NOSSA FALSA DEMOCRACIA
Artigo 1º - A República Federativa do Brasil, (...) constitui-se em Estado Democrático de Direito e tem como fundamentos:
I - a soberania;
II - a cidadania;
III - a dignidade da pessoa humana;
IV - os valores sociais do trabalho e da livre iniciativa;
V - o pluralismo político.
Parágrafo único - Todo o poder emana do povo, que o exerce por meio de representantes eleitos, ou diretamente, nos termos desta Constituição.
Não deixa de ser sarcástico o fato de a Constituição do Brasil começar justamente com um artigo que elenca os valores democráticos. Esqueço os cinco primeiros incisos desse artigo, pois, a meu ver, o único que vem sendo cumprido é o V, que se refere á pluralidade partidária. Isso só acontece porque interessa aos políticos, que nele encontram um excelente mercado para vender suas almas pelo melhor preço. Quanto aos demais, se alguém puder me dizer onde, no Brasil, esses valores estão sendo contemplados, me digam que eu vou correndo para lá. Quanto ao inciso IV, falar em livre iniciativa e valor social do trabalho, com tanto imposto e entraves burocráticos para montar e manter negócio próprio neste país é uma brincadeira de mau gosto. E com a nova portaria do Ministério do Trabalho, redefinindo o conceito de trabalho escravo, o mau gosto tornou-se crueldade.
Mas o pior de tudo é a violação sistemática ao preceito contido no parágrafo único desse artigo. Principalmente no momento atual, em que a vontade do povo está sendo liminarmente excluída de qualquer participação nos processos decisórios que ocorrem no Congresso Nacional.

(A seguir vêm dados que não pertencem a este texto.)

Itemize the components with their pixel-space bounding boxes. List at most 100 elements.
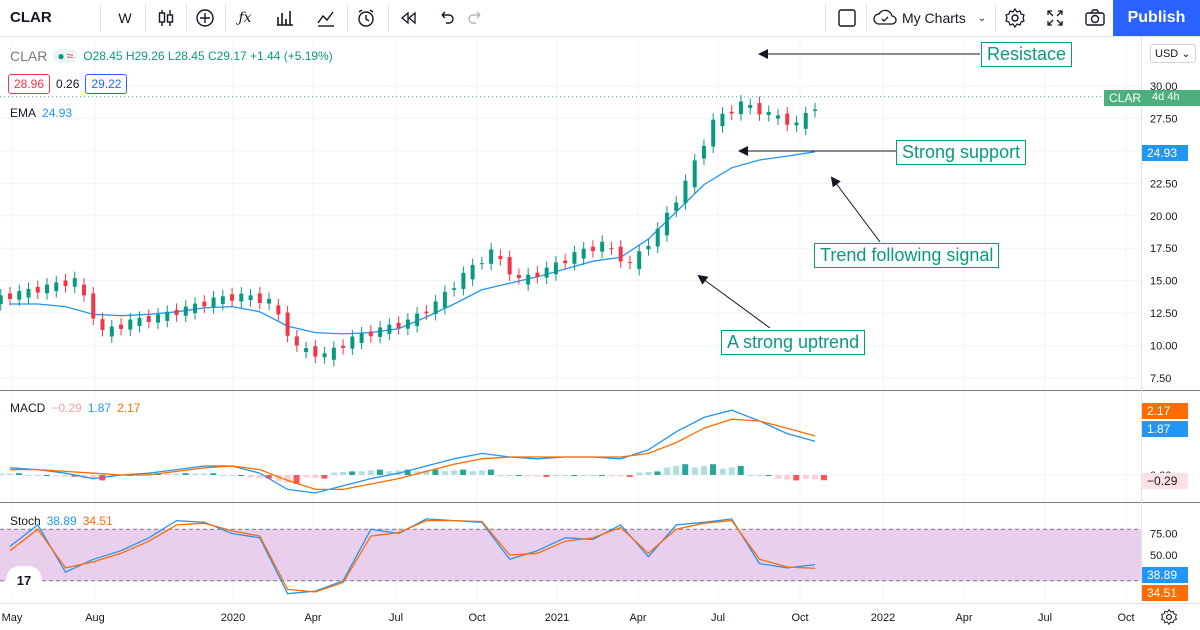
macd-hist-bar [645,471,652,475]
redo-icon[interactable] [463,5,489,31]
ema-price-tag: 24.93 [1142,145,1188,161]
candle-body [257,293,262,303]
currency-selector[interactable]: USD ⌄ [1150,44,1196,63]
macd-hist-bar [16,473,22,475]
candle-body [775,115,780,119]
macd-hist-bar [700,465,707,475]
candle-body [156,314,161,323]
tradingview-logo[interactable]: 17 [6,566,42,594]
macd-legend[interactable]: MACD −0.29 1.87 2.17 [10,401,140,415]
candle-body [341,345,346,348]
candle-body [276,305,281,315]
macd-panel-divider[interactable] [0,390,1200,391]
candle-body [581,248,586,259]
fullscreen-icon[interactable] [1042,5,1068,31]
stoch-legend[interactable]: Stoch 38.89 34.51 [10,514,113,528]
candle-body [54,282,59,292]
support-annotation[interactable]: Strong support [896,140,1027,165]
candle-body [720,113,725,127]
candle-body [368,331,373,337]
macd-hist-bar [284,475,291,483]
chevron-down-icon: ⌄ [977,12,987,24]
undo-icon[interactable] [433,5,459,31]
macd-hist-bar [737,466,744,475]
macd-hist-bar [515,475,522,476]
candle-body [757,103,762,115]
time-tick-label: 2020 [221,612,245,624]
toolbar-divider [347,4,348,32]
candle-body [211,297,216,308]
candle-body [285,312,290,336]
interval-button[interactable]: W [118,10,132,26]
legend-symbol[interactable]: CLAR [10,48,48,64]
toolbar-divider [145,4,146,32]
candle-body [553,262,558,275]
macd-hist-bar [229,475,236,476]
my-charts-button[interactable]: My Charts ⌄ [872,5,986,31]
macd-hist-bar [321,475,328,479]
candle-body [359,333,364,343]
uptrend-annotation[interactable]: A strong uptrend [721,330,866,355]
macd-hist-bar [349,471,356,475]
candle-body [378,327,383,337]
stoch-k-value: 38.89 [46,514,77,528]
macd-hist-bar [821,475,827,481]
symbol-search-button[interactable]: CLAR [10,9,52,26]
alert-clock-icon[interactable] [353,5,379,31]
bar-chart-icon[interactable] [272,5,298,31]
top-toolbar: CLAR W ƒx My Charts ⌄ [0,0,1200,37]
candles-icon[interactable] [153,5,179,31]
compare-plus-icon[interactable] [192,5,218,31]
macd-hist-bar [423,470,430,475]
indicators-fx-icon[interactable]: ƒx [238,10,252,26]
candle-body [766,111,771,115]
macd-hist-bar [793,475,800,481]
stoch-k-tag: 38.89 [1142,567,1188,583]
macd-hist-bar [626,475,633,477]
macd-hist-bar [312,475,319,479]
candle-body [646,245,651,250]
macd-hist-tag: −0.29 [1142,473,1188,489]
candle-body [442,291,447,308]
publish-button[interactable]: Publish [1113,0,1200,36]
candle-body [350,336,355,349]
toolbar-divider [825,4,826,32]
candle-body [165,311,170,321]
trend-signal-annotation[interactable]: Trend following signal [814,243,1000,268]
replay-icon[interactable] [395,5,421,31]
toolbar-divider [186,4,187,32]
candle-body [516,275,521,279]
layout-square-icon[interactable] [834,5,860,31]
macd-hist-bar [525,475,532,477]
buy-price-button[interactable]: 29.22 [85,74,128,94]
stoch-panel-divider[interactable] [0,502,1200,503]
candle-body [45,284,50,294]
candle-body [230,294,235,301]
ema-value: 24.93 [42,106,73,120]
price-tick-label: 20.00 [1150,211,1178,223]
macd-hist-bar [487,469,494,475]
macd-line-value: 1.87 [87,401,112,415]
toolbar-divider [100,4,101,32]
candle-body [396,322,401,329]
macd-hist-bar [182,473,189,475]
axis-settings-gear-icon[interactable] [1160,608,1178,626]
resistance-annotation[interactable]: Resistace [981,42,1073,67]
macd-line [9,409,816,494]
macd-hist-bar [617,475,624,477]
macd-hist-bar [192,473,199,475]
candle-body [8,293,12,300]
candle-body [35,286,40,293]
macd-hist-bar [747,475,754,476]
ema-legend[interactable]: EMA 24.93 [10,106,72,120]
camera-icon[interactable] [1082,5,1108,31]
macd-hist-bar [534,475,541,477]
macd-hist-bar [53,475,60,477]
sell-price-button[interactable]: 28.96 [8,74,51,94]
settings-gear-icon[interactable] [1002,5,1028,31]
macd-hist-bar [636,472,643,475]
macd-hist-bar [497,475,504,476]
time-tick-label: Oct [791,612,808,624]
templates-icon[interactable] [313,5,339,31]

Alguém duvida que se fosse o povo a decidir, o senador Aécio Neves teria conservado o mandato? Que o presidente Temer ainda estaria no cargo? Que a quadrilha do PMDB ainda estaria no governo?

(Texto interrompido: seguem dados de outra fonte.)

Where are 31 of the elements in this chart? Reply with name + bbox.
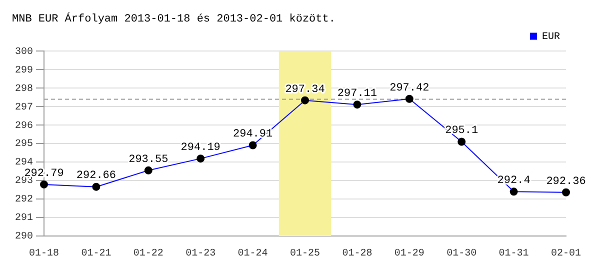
data-label: 297.34 [285,84,326,96]
x-tick-label: 01-18 [28,248,60,260]
data-label: 293.55 [128,154,168,166]
x-tick-label: 02-01 [550,248,582,260]
y-tick-label: 295 [14,139,34,150]
x-tick-label: 01-22 [133,248,164,260]
x-tick-label: 01-30 [446,248,477,260]
data-label: 292.66 [76,170,116,182]
x-tick-label: 01-24 [238,248,268,260]
x-tick-label: 01-23 [186,248,216,260]
y-tick-label: 296 [14,120,34,132]
data-label: 297.42 [390,82,430,94]
y-tick-label: 293 [14,176,34,188]
y-tick-label: 294 [14,158,34,169]
data-label: 294.19 [180,142,220,154]
x-tick-label: 01-21 [81,248,112,260]
y-tick-label: 291 [14,213,34,224]
x-tick-label: 01-29 [394,248,424,260]
y-tick-label: 298 [14,84,34,95]
y-tick-label: 297 [14,102,34,114]
legend-label: EUR [542,32,560,43]
x-tick-label: 01-28 [342,248,372,260]
chart-title: MNB EUR Árfolyam 2013-01-18 és 2013-02-01 között. [12,12,336,26]
y-tick-label: 290 [14,232,34,243]
data-label: 292.36 [546,176,586,188]
data-label: 297.11 [337,88,378,100]
x-tick-label: 01-25 [290,248,320,260]
y-tick-label: 300 [14,46,34,58]
y-tick-label: 299 [14,65,34,76]
x-tick-label: 01-31 [498,248,529,260]
y-tick-label: 292 [14,194,34,206]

Vivemos uma falsa democracia. Elegemos representantes, que uma vez eleitos, dão uma banana para quem o elegeu e passam a cumprir apenas a vontade de quem pode pagar mais pelos seus votos. Como o povo não tem meios para punir essa traição ̶ a não ser as eleições, que, aliás, são sempre manipuladas por quem tem mais poder econômico ̶ essa traição se perpetua, e o que devia ser uma festa democrática torna-se um grande engodo. Dessa forma, temos uma ditadura disfarçada, exercida por grupos políticos que só fazem o que interessa a eles. Se algum cientista político estiver procurando a causa dos atuais movimentos de emancipação, que parecem estar na contra mão da História, talvez fosse interessante começar pela estrutura representativa das chamadas democracias modernas. Quanto mais difusa é a representação política de um país, mais difícil é a cobrança dos ideais que a sua Constituição elege. Ninguém se sente comprometido com alguém de quem não tem nenhuma referência. Eleitor não tem rosto nem nome. Daí a tendência atual de formar estados com população menor, mais identificada entre si. E o sonho de John Lennon vai ficando cada vez mais distante.